The two top Republicans in the Arizona Legislature challenged the Democratic president Joe BidenLast summer, he created a new national monument just outside Grand Canyon National Park, alleging that he had exceeded his legal authority in making the designation under a century-old law that allows presidents to protect sites considered historically or culturally significant. In a lawsuit filed Monday against Biden, Arizona Senate President Warren Petersen and House Speaker Ben Toma alleged that Biden’s decision to designate the new monument under the Antiquities Act of 1906 was not limited to the preservation of objects of historical or scientific value and was not limited to the “smallest area consistent with the proper care and management of the objects to be protected.” »
The monument designation will help preserve 1,562 square miles (4,046 square kilometers) just north and south of Grand Canyon National Park. The monument, called Baaj Nwaavjo I’tah Kukveni, turned a decades-long vision for Native American tribes and environmentalists into reality. Republican lawmakers and the uranium mining industry that operates in the region had opposed the designation, touting economic benefits to the region while arguing that mining efforts are a matter of national security.
“Biden’s move is incredibly disingenuous because it has nothing to do with protecting real objects,” Petersen said in a statement. “Instead, it aims to end all mining, ranching and other local uses of federal lands that are essential to our energy independence from adversary foreign nations, our food supply and the strength of our economy. »

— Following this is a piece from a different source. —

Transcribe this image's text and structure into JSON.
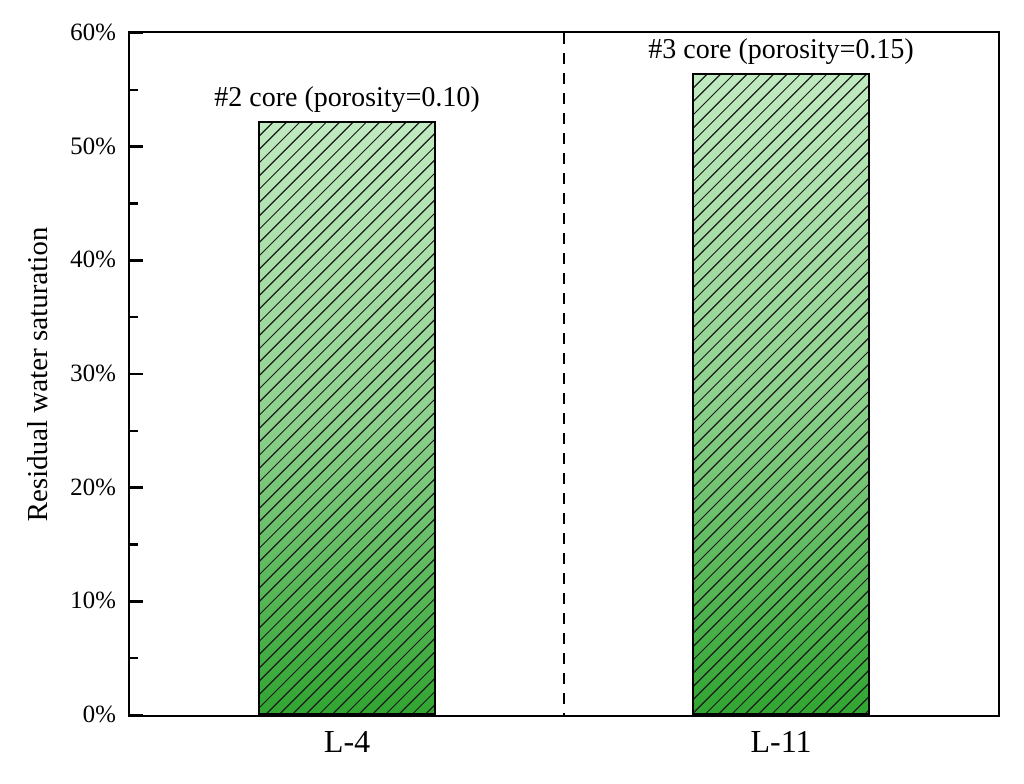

The White House and the US Interior Department declined to comment on the complaint.
Mohave County and the northern Arizona communities of Colorado City and Fredonia also sued the Biden administration in the challenge.
The lawsuit states that Mohave County and Colorado City will experience a loss of tax revenue due to reduced mining activity and that land use restrictions resulting from monument designation will reduce the value of the surrounding lands, including State Trust lands, that generate revenue that benefits Arizona public schools and other beneficiaries.
The Interior Ministry, reacting to concerns about the risk of water contamination, declared a 20-year moratorium on the filing of new mining concessions around the national park in 2012. No uranium mines are operating in Arizona, although the Pinyon Plain Mine, just south of Grand Canyon National Park, has been under development for years. Other claims benefit from acquired rights. The federal government said nearly a dozen mines in the region that were removed from new mining concessions could still potentially open. Just days after Biden made the designation in northern Arizona, a federal judge in Utah dismissed a lawsuit challenging the president’s restoration of two sprawling national monuments in the state that had been reduced by the then-President Donald Trump.
The judge said Biden acted within his authority when he issued proclamations reinstating the Bears Ears and Grand Staircase-Escalante national monuments in 2021. Both monuments are on land sacred to many Native Americans.